Celestia était reliée au continent par un pont. Ce pont, un groupuscule l’a fait sauter pour se protéger de l’invasion. Quelle invasion ? Aucune idée. A un moment, Pierrot et Dora s’enfuient, en bateau. Ils accostent près d’un château occupé par un gardien, la propriétaire et le fils de cette dernière. Ils vivent reclus, se sentent en sécurité, affirment qu’ils n’ont pas peur. Peur de quoi ? Aucune idée.
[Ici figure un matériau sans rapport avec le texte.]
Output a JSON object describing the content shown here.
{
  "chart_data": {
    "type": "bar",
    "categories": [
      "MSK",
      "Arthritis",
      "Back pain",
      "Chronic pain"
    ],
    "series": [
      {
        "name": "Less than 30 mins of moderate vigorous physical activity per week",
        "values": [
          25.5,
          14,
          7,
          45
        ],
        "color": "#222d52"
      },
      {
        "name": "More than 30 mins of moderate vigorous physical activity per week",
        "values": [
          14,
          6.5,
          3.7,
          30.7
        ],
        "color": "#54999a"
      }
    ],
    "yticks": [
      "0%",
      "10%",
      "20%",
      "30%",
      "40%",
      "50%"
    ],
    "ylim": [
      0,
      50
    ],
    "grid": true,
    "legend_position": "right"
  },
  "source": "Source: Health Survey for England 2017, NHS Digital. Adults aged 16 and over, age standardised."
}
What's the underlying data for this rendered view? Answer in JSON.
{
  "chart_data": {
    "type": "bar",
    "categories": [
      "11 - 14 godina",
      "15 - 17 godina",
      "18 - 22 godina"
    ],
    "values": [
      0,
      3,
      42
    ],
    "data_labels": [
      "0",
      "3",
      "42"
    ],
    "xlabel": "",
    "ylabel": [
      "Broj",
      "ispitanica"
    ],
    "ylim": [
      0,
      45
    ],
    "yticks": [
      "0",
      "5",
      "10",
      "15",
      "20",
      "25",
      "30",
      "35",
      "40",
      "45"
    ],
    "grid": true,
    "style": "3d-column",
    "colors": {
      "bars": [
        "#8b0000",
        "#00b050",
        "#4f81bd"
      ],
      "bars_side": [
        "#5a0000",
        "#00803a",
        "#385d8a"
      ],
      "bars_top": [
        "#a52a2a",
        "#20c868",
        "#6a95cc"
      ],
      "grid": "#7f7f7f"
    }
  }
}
Quand Pierrot et Dora ont quitté Celestia, j’ai eu l’impression de tenir un truc. Le début de quelque chose de compréhensible. Mais quand le gamin de la proprio, du haut de ses 3 ans, leur a proposé de monter en voiture et de les conduire vers une destination inconnue, j’ai à nouveau perdu pied. Je ne vais pas aller plus loin dans ce résumé décousu, il dit la difficulté de trouver ses marques dans cette histoire dépourvue du moindre repère pour le lecteur. Un lecteur à qui il ne reste pas trente-six options après avoir entamé l’album. Première option : l’abandon. Deuxième option : s’accrocher et chercher absolument à comprendre. Dernière option : se laisse porter, naviguer à vue, accepter le côté irrationnel et se dire qu’on est face à une proposition intellectuelle et artistique difficilement cernable, dans son intégralité en tout cas.C’est cette dernière option qui s’est imposée à moi au fil des pages. Ok j’ai pas tout compris. Pour être honnête j’ai peut-être même rien compris. Mais le voyage auprès de Pierrot et Dora n’a pas pour autant été désagréable. L’atmosphère vaporeuse, l’ambiance onirique et souvent contemplative, la luminosité du dessin… il se dégage de l’ensemble un charme presque envoutant et assez inexplicable. Impossible de dire si j’ai aimé ou pas, impossible de le recommander à qui que ce soit mais au final impossible de ne pas reconnaître que j’ai vécu une sacrée expérience de lecture.
Celestia de Manuele Fior. Atrabile, 2020. 272 pages. 30,00 euros.